Hipertrofik kardiyomiyopati (HCM), kalbin kas duvarının kalınlaşması ve kalbin kanı vücuda pompalamasını zorlaştıran genetik bir hastalıktır. 500 kişiden birini etkiler ve kalp durması ve ani ölüme neden olabilir.
Ancak British Heart Foundation tarafından finanse edilen bir araştırma, durumun teşhisi için mevcut kılavuzların tamamen yetersiz olduğunu buldu. Bulgular, Journal of the American College of Cardiology’de yayınlandı. HCM teşhisi konan üç kişiden ikisi erkektir, ancak araştırmacılar kadınların da durumdan aynı derecede etkilendiğini söyledi.
HCM, kalbin ana pompalayan odası olan sol ventrikülün duvarının kalınlığını ölçmek gibi çeşitli testler ve taramalar kullanılarak teşhis edilir. Son beş on yıldır, HCM teşhisi için eşik herkes için 15 mm olarak belirlenmiştir. Kas bundan daha kalın ise, hastanın HCM’ye sahip olduğu kabul edilir.
Araştırma, bunun yetersiz olduğunu ve cinsiyet ve vücut büyüklüğündeki doğal farklılıkları dikkate almadığını buldu. Çalışmaya, yaşı, cinsiyeti ve boyutu dikkate alarak yeni bir yöntem kullanılarak durumu incelenen 1.600 HCM hastası dahil edildi. Araştırmacılar, binlerce kalp taramasını okuyan yapay zekayı içeren yeni yöntemin, özellikle kadınlar için faydalı olduğunu ve HCM tanımlamasını yüzde 20 artırdığını buldu.
Daha fazla test, İngiltere Biyobankası’ndaki 43.000’den fazla kişiden alınan veriler üzerinde gerçekleştirildi. Yeni kişiselleştirilmiş eşikler uygulandığında, HCM teşhisi konan kişilerin toplam sayısı daha düşük oldu, bu da daha az yanlış teşhis olduğunu gösteriyor.
Kadınlar, tanımlananların %44’ünü oluşturarak, kadınların teşhis konulmaktan kaçındığına dair inancı yansıtan erkekler ve kadınlar arasında daha eşit bir dağılım vardı. Araştırmaya liderlik eden University College London ve St Bartholomew hastanesi’nden klinik araştırma görevlisi Dr.
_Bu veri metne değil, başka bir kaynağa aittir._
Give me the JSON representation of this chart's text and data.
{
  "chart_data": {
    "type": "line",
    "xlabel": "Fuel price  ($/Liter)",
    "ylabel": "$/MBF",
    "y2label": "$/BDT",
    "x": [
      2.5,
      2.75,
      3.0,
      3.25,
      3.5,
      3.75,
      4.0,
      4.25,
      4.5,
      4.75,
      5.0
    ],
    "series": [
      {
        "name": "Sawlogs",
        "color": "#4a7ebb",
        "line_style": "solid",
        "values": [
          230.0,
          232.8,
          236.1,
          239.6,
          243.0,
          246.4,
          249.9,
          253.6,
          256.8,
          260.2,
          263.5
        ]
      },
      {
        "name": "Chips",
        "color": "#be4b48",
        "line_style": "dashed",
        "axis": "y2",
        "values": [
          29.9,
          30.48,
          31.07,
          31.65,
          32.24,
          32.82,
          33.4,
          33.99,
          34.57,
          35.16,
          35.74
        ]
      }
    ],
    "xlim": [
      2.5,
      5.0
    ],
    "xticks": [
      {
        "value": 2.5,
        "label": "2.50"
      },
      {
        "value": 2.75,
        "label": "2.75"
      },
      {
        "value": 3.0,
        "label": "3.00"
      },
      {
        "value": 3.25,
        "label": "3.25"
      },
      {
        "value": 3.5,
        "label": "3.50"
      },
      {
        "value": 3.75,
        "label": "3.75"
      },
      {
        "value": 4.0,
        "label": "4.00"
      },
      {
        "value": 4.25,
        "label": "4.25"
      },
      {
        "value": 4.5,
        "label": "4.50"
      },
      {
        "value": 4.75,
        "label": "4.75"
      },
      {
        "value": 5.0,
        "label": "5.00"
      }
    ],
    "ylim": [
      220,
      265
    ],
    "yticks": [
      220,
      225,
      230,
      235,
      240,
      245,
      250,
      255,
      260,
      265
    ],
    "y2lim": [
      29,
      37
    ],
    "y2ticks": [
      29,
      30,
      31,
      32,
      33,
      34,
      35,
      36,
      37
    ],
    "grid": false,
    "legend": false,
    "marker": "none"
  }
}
Hunain Shiwani, mevcut eşiğin 1970’lerden kalma çalışmalara dayandığını ve yeniden gözden geçirilmesi gerektiğini söyledi.
“Yaş, cinsiyet veya boyutu ne olursa olsun herkes için aynı kesme noktasına sahip olmak, kalp duvarı kalınlığının bu faktörlerden güçlü bir şekilde etkilendiği gerçeğini tamamen görmezden geliyor. Araştırmamız, kişiselleştirilmiş bir yaklaşımın teşhis doğruluğunu artırdığını gösteren çok beklenen bir güncellemeyi sağlıyor. “HCM için etkili tedaviler ilk kez kullanılmaya başlanıyor ve bu da onlara ihtiyaç duyanları doğru bir şekilde tanımlayabilmemizin her zamankinden daha önemli hale gelmesini sağlıyor.”
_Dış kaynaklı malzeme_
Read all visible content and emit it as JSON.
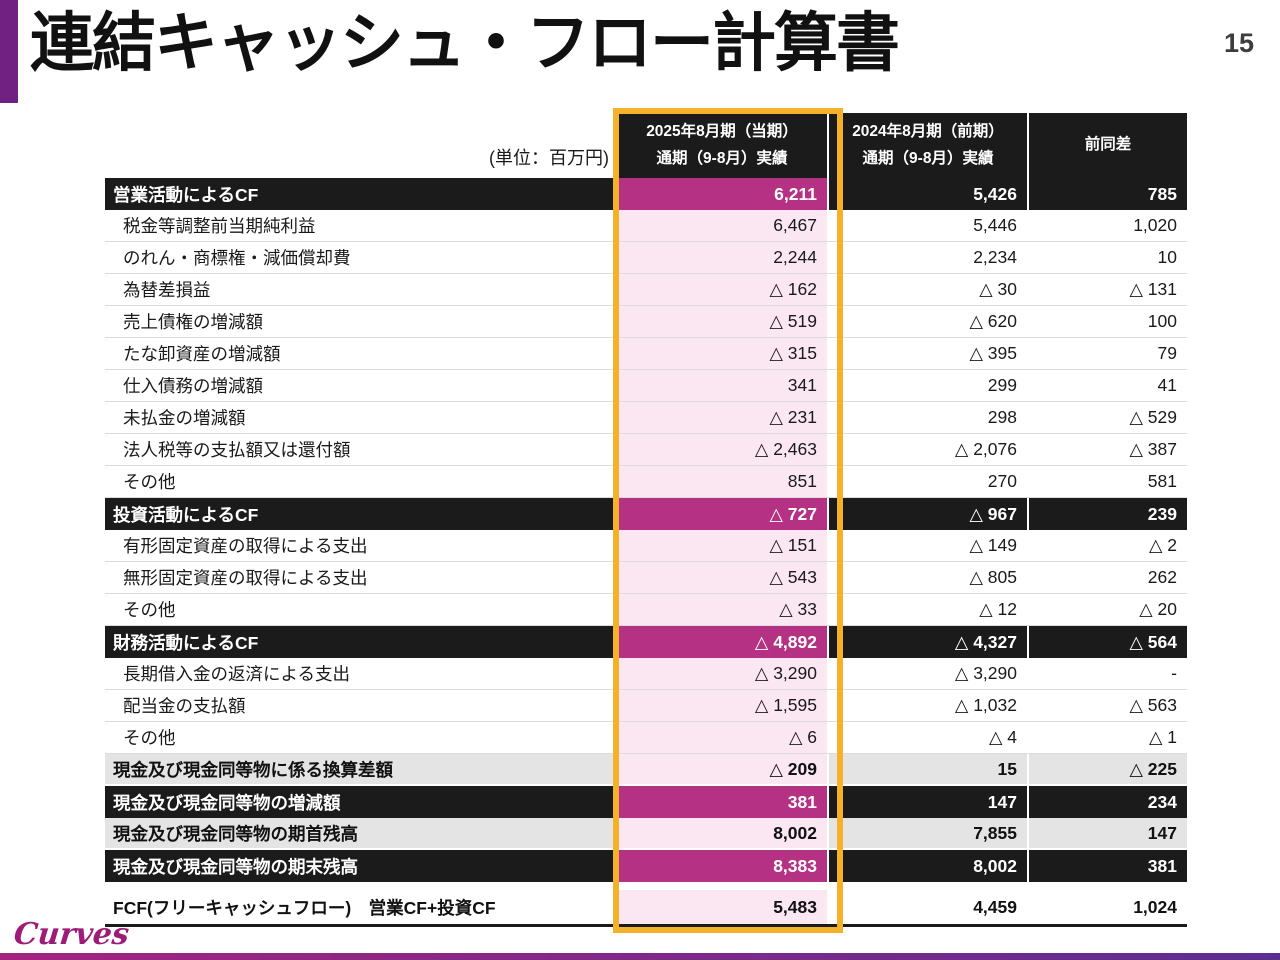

British Heart Foundation’da klinik direktör ve klinik kardiyolog olan Dr. Sonya Babu-Narayan, “Hipertrofik kardiyomiyopati ciddi, potansiyel olarak yaşamı tehdit eden bir durumdur ve gözden kaçan teşhis, yeni ve etkili tedavilerden yararlanabilecek kişilerin ağdan kaçmasına neden olabilir. “Aynı zamanda, bir teşhisin kendisi yaşamı değiştiren bir olaydır ve insanları yanlış teşhis etmemeyi sağlamak için her türlü çabayı göstermeliyiz.
“Bu çalışma, geleneksel tek beden herkese uyar yaklaşımını güncelleyerek, hipertrofik kardiyomiyopati teşhisine önemli bir katkıda bulunan anormal kalp duvarı kalınlığını yeniden tanımlıyor.